“Marco, è da un po’ che non facciamo nessuna operazione.”
Ogni tanto questa frase arriva. Non succede spesso, ma quando succede mi offre sempre l’occasione per fare una riflessione che, secondo me, vale molto più di qualsiasi commento sull’andamento dei mercati.
In fondo il dubbio è comprensibile. Viviamo in un’epoca in cui tutto cambia continuamente. Ogni giorno leggiamo di un settore che sta crescendo, di un’azienda che sta facendo numeri straordinari, di un investimento che qualcuno definisce “l’occasione del momento”. Basta aprire un giornale, guardare un servizio in televisione o passare qualche minuto sui social per avere la sensazione che ci sia sempre qualcosa di nuovo da comprare o da vendere.
È normale, quindi, chiedersi: “Non dovremmo fare qualcosa anche noi?”
La risposta, però, non dipende da quello che stanno facendo gli altri, ma dal motivo per cui quel portafoglio è stato costruito.
Quando inizio a lavorare con una persona non parto quasi mai parlando di mercati. Prima cerco di capire dove vuole arrivare. C’è chi desidera integrare la pensione, chi vuole costruire un patrimonio da lasciare ai figli, chi sogna di aiutare un domani i nipoti negli studi o nell’acquisto di una casa, chi semplicemente vuole vivere con la serenità di sapere che la propria famiglia sarà tutelata anche davanti agli imprevisti.
Solo dopo aver capito tutto questo iniziamo a parlare di investimenti.
Perché il portafoglio non è il punto di partenza, bensì lo strumento che ci aiuta a raggiungere quegli obiettivi.
Ed è proprio qui che, secondo me, nasce l’equivoco più grande.
Molte persone pensano che un portafoglio debba essere continuamente aggiornato, modificato, reso più dinamico. Come se il valore di una consulenza dipendesse dal numero di operazioni fatte durante l’anno.
In realtà è spesso vero il contrario.
Un portafoglio costruito bene non ha bisogno di essere rivoluzionato ogni volta che cambia l’argomento di cui parlano i mercati. Ha bisogno di essere controllato, verificato e, quando serve, adattato. Ma c’è una bella differenza tra seguire una strategia e inseguire una moda.
Pensiamoci un momento.
Quante volte nella nostra vita abbiamo sentito parlare di quell’investimento “che questa volta cambierà tutto”? Negli anni sono passati di moda e poi tornati di moda interi settori, mercati, strumenti finanziari. Ogni volta sembrava impossibile restarne fuori e ogni volta qualcuno era convinto di essere arrivato prima degli altri.
La verità è che quando una notizia finisce sulle prime pagine o diventa l’argomento di cui parlano tutti, milioni di persone stanno osservando la stessa identica opportunità. Davvero possiamo pensare che il nostro successo dipenda dalla capacità di arrivare qualche ora prima degli altri? Oppure è più ragionevole costruire un progetto che non abbia bisogno di rincorrere continuamente l’ultima novità?
È proprio questa la differenza tra investire e speculare.

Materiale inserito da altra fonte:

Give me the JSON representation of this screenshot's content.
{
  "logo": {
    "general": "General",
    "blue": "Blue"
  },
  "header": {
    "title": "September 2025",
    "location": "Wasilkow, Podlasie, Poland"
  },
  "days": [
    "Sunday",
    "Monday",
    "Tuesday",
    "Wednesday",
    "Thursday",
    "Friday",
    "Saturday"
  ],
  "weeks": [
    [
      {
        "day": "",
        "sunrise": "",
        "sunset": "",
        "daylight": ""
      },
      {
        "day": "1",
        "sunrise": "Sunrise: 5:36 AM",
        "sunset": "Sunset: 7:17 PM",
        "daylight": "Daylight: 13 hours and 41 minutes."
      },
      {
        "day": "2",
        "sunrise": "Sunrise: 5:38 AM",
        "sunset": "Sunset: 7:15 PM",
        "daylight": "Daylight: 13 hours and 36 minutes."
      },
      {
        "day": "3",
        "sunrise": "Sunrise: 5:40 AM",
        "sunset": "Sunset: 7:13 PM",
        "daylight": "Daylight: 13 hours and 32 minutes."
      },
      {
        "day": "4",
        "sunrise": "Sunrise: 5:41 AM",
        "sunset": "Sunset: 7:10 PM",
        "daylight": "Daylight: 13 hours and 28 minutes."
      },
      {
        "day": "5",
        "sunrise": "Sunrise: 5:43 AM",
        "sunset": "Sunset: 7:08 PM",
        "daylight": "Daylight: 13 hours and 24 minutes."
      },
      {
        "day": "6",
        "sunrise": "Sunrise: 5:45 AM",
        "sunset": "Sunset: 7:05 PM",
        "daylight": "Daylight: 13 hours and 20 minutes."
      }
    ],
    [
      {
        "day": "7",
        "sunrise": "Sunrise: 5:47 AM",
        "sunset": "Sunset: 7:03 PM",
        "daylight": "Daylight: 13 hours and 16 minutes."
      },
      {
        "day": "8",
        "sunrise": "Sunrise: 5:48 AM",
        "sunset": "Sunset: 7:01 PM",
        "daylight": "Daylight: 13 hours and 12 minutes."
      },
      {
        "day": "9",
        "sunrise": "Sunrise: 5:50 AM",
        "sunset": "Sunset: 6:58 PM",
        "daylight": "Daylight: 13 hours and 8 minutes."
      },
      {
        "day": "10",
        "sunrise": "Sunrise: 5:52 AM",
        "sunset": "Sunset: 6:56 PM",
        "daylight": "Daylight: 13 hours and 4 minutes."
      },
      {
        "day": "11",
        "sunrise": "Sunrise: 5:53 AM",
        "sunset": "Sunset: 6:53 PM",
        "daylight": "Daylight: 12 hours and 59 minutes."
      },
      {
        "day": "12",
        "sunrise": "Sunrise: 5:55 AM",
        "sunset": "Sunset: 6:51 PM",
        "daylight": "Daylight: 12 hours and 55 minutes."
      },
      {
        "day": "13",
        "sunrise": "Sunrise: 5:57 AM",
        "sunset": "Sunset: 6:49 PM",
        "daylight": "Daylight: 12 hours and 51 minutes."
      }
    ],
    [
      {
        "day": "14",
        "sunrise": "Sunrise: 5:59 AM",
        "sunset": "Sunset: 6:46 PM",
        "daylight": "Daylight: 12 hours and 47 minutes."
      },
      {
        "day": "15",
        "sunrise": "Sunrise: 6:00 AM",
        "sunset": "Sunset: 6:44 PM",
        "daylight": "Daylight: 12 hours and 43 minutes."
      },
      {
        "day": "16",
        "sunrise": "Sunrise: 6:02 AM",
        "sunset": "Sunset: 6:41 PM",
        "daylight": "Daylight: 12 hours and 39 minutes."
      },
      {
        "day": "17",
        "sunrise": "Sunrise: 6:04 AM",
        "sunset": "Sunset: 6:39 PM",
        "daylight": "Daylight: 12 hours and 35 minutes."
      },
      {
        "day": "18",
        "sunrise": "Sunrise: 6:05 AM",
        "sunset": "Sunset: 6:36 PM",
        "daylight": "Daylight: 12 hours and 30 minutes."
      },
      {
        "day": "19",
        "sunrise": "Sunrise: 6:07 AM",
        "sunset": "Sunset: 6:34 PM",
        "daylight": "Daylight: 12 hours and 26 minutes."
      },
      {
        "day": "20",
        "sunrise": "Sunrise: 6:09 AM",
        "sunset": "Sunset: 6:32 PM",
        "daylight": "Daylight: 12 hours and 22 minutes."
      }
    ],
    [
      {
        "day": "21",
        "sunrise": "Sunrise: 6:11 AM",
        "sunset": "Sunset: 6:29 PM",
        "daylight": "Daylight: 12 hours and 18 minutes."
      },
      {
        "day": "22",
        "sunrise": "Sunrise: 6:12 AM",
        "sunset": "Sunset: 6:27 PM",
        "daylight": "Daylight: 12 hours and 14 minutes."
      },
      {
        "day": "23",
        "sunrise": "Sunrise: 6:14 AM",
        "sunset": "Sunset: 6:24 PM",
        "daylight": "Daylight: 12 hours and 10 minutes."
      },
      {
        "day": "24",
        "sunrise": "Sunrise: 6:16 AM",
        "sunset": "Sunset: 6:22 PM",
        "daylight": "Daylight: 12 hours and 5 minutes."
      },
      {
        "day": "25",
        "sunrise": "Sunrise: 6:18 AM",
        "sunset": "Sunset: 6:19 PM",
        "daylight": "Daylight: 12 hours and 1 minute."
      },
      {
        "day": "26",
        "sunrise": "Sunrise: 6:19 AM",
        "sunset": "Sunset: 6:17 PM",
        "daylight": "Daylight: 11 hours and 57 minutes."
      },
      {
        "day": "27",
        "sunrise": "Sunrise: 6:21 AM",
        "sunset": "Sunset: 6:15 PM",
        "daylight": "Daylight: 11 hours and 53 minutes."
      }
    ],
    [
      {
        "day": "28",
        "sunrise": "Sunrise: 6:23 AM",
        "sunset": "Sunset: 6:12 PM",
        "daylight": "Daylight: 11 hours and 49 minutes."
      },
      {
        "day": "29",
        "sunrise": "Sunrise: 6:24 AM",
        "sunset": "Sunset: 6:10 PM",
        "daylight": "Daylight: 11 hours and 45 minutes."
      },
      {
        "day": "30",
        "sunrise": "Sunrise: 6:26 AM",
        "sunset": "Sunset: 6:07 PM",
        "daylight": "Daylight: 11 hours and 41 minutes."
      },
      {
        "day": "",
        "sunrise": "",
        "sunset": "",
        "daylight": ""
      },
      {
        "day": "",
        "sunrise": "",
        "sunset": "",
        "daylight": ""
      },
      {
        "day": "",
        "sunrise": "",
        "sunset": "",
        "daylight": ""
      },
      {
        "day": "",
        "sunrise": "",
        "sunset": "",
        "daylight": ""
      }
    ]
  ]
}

Chi specula vive alla ricerca della prossima occasione. Chi investe costruisce un percorso.
Naturalmente questo non significa che un portafoglio debba rimanere identico per sempre. La vita cambia e sarebbe sbagliato ignorarlo.
Ma sono gli obiettivi a guidare le scelte, non le mode del momento.
E qui entra in gioco il ruolo del consulente.
A volte ho l’impressione che si immagini il mio lavoro come una continua ricerca del prossimo investimento da proporre. In realtà una parte importante della consulenza consiste nel fare esattamente l’opposto: evitare di prendere decisioni soltanto perché tutti sembrano andare nella stessa direzione.
Dire “compriamo” è relativamente semplice.
Molto più difficile è spiegare a un cliente che, in quel momento, la scelta migliore è non fare nulla. Non perché manchino le idee, ma perché il progetto che abbiamo costruito continua a essere quello giusto.
È in questi momenti che nasce la fiducia.
Sapere che c’è qualcuno che continua a guardare gli obiettivi, mentre tutto intorno invita a cambiare strada, è uno degli aspetti meno visibili della consulenza finanziaria. E forse anche uno dei più importanti.
Per questo motivo, quando un cliente mi dice: “Marco, è da un po’ che non facciamo nessuna operazione”, non penso che il portafoglio sia fermo.
Penso che, se gli obiettivi sono gli stessi e nulla è cambiato nella sua vita, quel portafoglio stia semplicemente facendo il lavoro per cui è stato costruito.
E, credimi, molto spesso questa è una delle migliori notizie che possa dare a chi mi affida il proprio patrimonio.